When she can remember, it always makes her laugh. I didn't laugh at the time it happened and not for a while afterwards. But in time it became one of my favorite stories about us. It reminded me of how she was pretty and spunky and totally unimpressed by me, the big-time network news correspondent who was a touch too impressed with himself.
I blessed the day we were married and look at the wedding picture of our blended futures … Jan and me and my two daughters, Emily (7) and Julie (2), from my first marriage. When I look at the pictures from that night, I see in her face a radiated joy, a kind of total, sheer happiness that I never believed I could give a woman, and yet it seemed natural. My smile is real and, if you look closely, maybe a bit unbelieving that someone this amazing was about to become my wife. Until her, I had never believed a man could be that happy, and I definitely never thought it would be me. But she made it so.
It was going to be a struggle combining the girls, Jan, and me into one family, but we thought it was exciting. We both knew it would be complicated, and we both had no doubts that in the end it would be fine.
Because we had each other. That is what fine is all about.
There were plenty of real life concerns in our early days. It was 1985, and my bank account was pretty much empty from my divorce and the legal fees. At the time, I was based in the CBS News Bureau in San Francisco. Our love triggered her life-changing moment.
She was in Seattle and quit her job. We needed to be together. I drove up in my second-hand Oldsmobile, rented a U-Haul trailer, and we packed her small apartment and moved her to where I was, and to where we would make our lives one.
We managed to scrape some money together and buy a tiny house in San Francisco in a neighborhood called Eureka Valley which was, as quirky San Francisco goes, not in a valley at all, but on a hill. And not just a hill, but a steep, steep hill up from the Castro District of San Francisco.

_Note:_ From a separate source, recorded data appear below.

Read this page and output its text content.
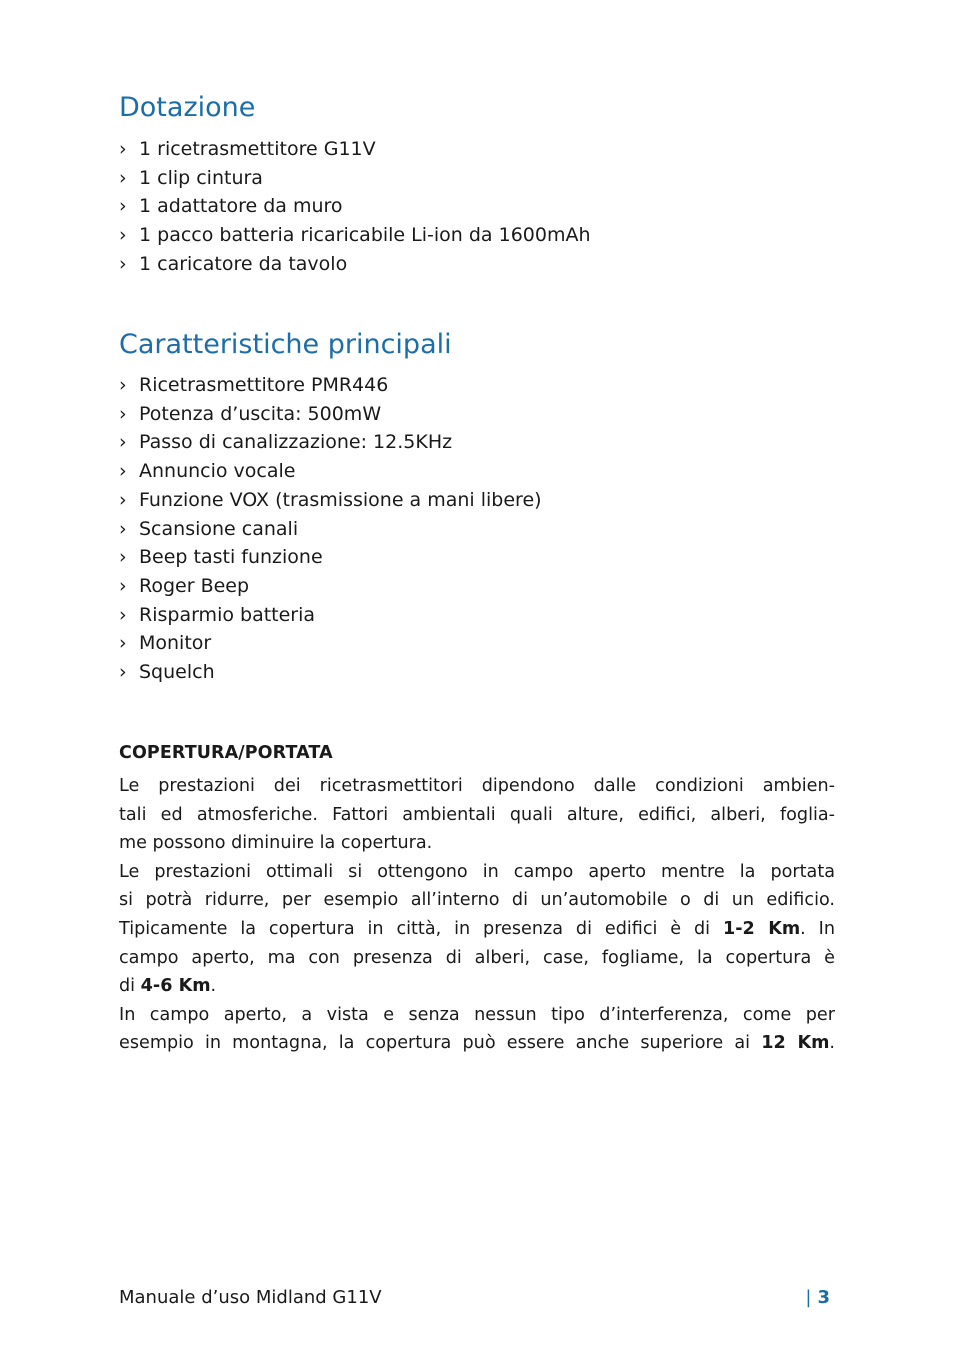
Dotazione
› 1 ricetrasmettitore G11V
› 1 clip cintura
› 1 adattatore da muro
› 1 pacco batteria ricaricabile Li-ion da 1600mAh
› 1 caricatore da tavolo
Caratteristiche principali
› Ricetrasmettitore PMR446
› Potenza d’uscita: 500mW
› Passo di canalizzazione: 12.5KHz
› Annuncio vocale
› Funzione VOX (trasmissione a mani libere)
› Scansione canali
› Beep tasti funzione
› Roger Beep
› Risparmio batteria
› Monitor
› Squelch
COPERTURA/PORTATA
Le prestazioni dei ricetrasmettitori dipendono dalle condizioni ambien-
tali ed atmosferiche. Fattori ambientali quali alture, edifici, alberi, foglia-
me possono diminuire la copertura.
Le prestazioni ottimali si ottengono in campo aperto mentre la portata
si potrà ridurre, per esempio all’interno di un’automobile o di un edificio.
Tipicamente la copertura in città, in presenza di edifici è di 1-2 Km. In
campo aperto, ma con presenza di alberi, case, fogliame, la copertura è
di 4-6 Km.
In campo aperto, a vista e senza nessun tipo d’interferenza, come per
esempio in montagna, la copertura può essere anche superiore ai 12 Km.
Manuale d’uso Midland G11V	| 3
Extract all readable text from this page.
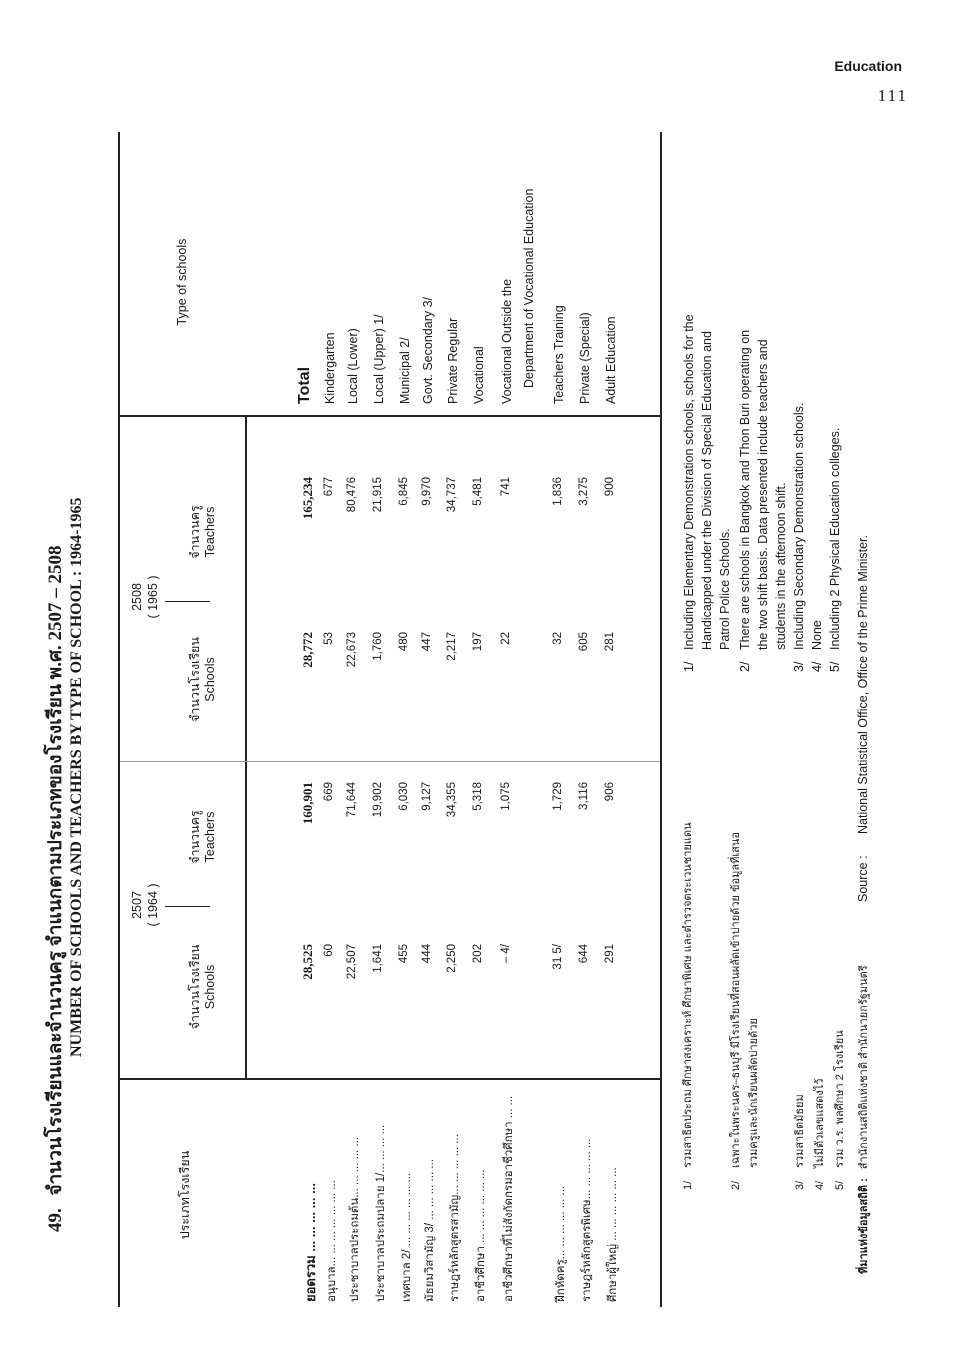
Education
111
49. จำนวนโรงเรียนและจำนวนครู จำแนกตามประเภทของโรงเรียน พ.ศ. 2507 – 2508 NUMBER OF SCHOOLS AND TEACHERS BY TYPE OF SCHOOL : 1964-1965
ประเภทโรงเรียน
Type of schools
2507 ( 1964 )
2508 ( 1965 )
จำนวนโรงเรียน Schools
จำนวนครู Teachers
จำนวนโรงเรียน Schools
จำนวนครู Teachers
ยอดรวม ... ... ... ... ...
28,525
160,901
28,772
165,234
Total
อนุบาล... ... ... ... ... ... ...
60
669
53
677
Kindergarten
ประชาบาลประถมต้น... ... ... ... ...
22,507
71,644
22,673
80,476
Local (Lower)
ประชาบาลประถมปลาย 1/... ... ... ...
1,641
19,902
1,760
21,915
Local (Upper) 1/
เทศบาล 2/ ... ... ... ... ... ...
455
6,030
480
6,845
Municipal 2/
มัธยมวิสามัญ 3/ ... ... ... ... ...
444
9,127
447
9,970
Govt. Secondary 3/
ราษฎร์หลักสูตรสามัญ... ... ... ... ...
2,250
34,355
2,217
34,737
Private Regular
อาชีวศึกษา ... ... ... ... ... ...
202
5,318
197
5,481
Vocational
อาชีวศึกษาที่ไม่สังกัดกรมอาชีวศึกษา ... ...
– 4/
1,075
22
741
Vocational Outside the Department of Vocational Education
ฝึกหัดครู... ... ... ... ... ...
31 5/
1,729
32
1,836
Teachers Training
ราษฎร์หลักสูตรพิเศษ... ... ... ... ...
644
3,116
605
3,275
Private (Special)
ศึกษาผู้ใหญ่ ... ... ... ... ... ...
291
906
281
900
Adult Education
1/
รวมสาธิตประถม ศึกษาสงเคราะห์ ศึกษาพิเศษ และตำรวจตระเวนชายแดน
2/
เฉพาะในพระนคร–ธนบุรี มีโรงเรียนที่สอนผลัดเข้าบ่ายด้วย ข้อมูลที่เสนอ รวมครูและนักเรียนผลัดบ่ายด้วย
3/
รวมสาธิตมัธยม
4/
ไม่มีตัวเลขแสดงไว้
5/
รวม ว.ร. พลศึกษา 2 โรงเรียน
ที่มาแห่งข้อมูลสถิติ : สำนักงานสถิติแห่งชาติ สำนักนายกรัฐมนตรี
1/
Including Elementary Demonstration schools, schools for the Handicapped under the Division of Special Education and Patrol Police Schools.
2/
There are schools in Bangkok and Thon Buri operating on the two shift basis. Data presented include teachers and students in the afternoon shift.
3/
Including Secondary Demonstration schools.
4/
None
5/
Including 2 Physical Education colleges.
Source :
National Statistical Office, Office of the Prime Minister.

Our house was one of several ticky-tacky row houses built in the 1950s for policemen or teachers as affordable housing in the city. We loved it because it was a part of the city, perfectly plain and a touch ugly on the outside since it was devoid of any architectural charm. It was a box with windows in a series of houses that looked like boxes all running together. The outside paint job stayed with the theme of very ordinary … beige. I remember thinking that even the roof was boring … perfectly flat.
I loved it because I could almost afford it, and Jan loved it because it was ours.
The main floor was a living and dining room and a true 1950s kitchen. And the best part was that it came with a small corner fireplace in the living room. Upstairs had the only bathroom and three amazingly compact bedrooms. Each floor, divided up as it was into different rooms, had just slightly more total space than our two-car garage on the street level.
It had been a rental house when we bought it, so it was wanting for love and care. Every wall needed paint. But we didn't mind since all the work was just another part of making it ours.
From the first floor at night, as the fog slipped over the western hills and started toward the city, we could look out our living room windows and watch the first strands drifting down our street. Then came the real gusts and finally, we would all but lose the houses across the street.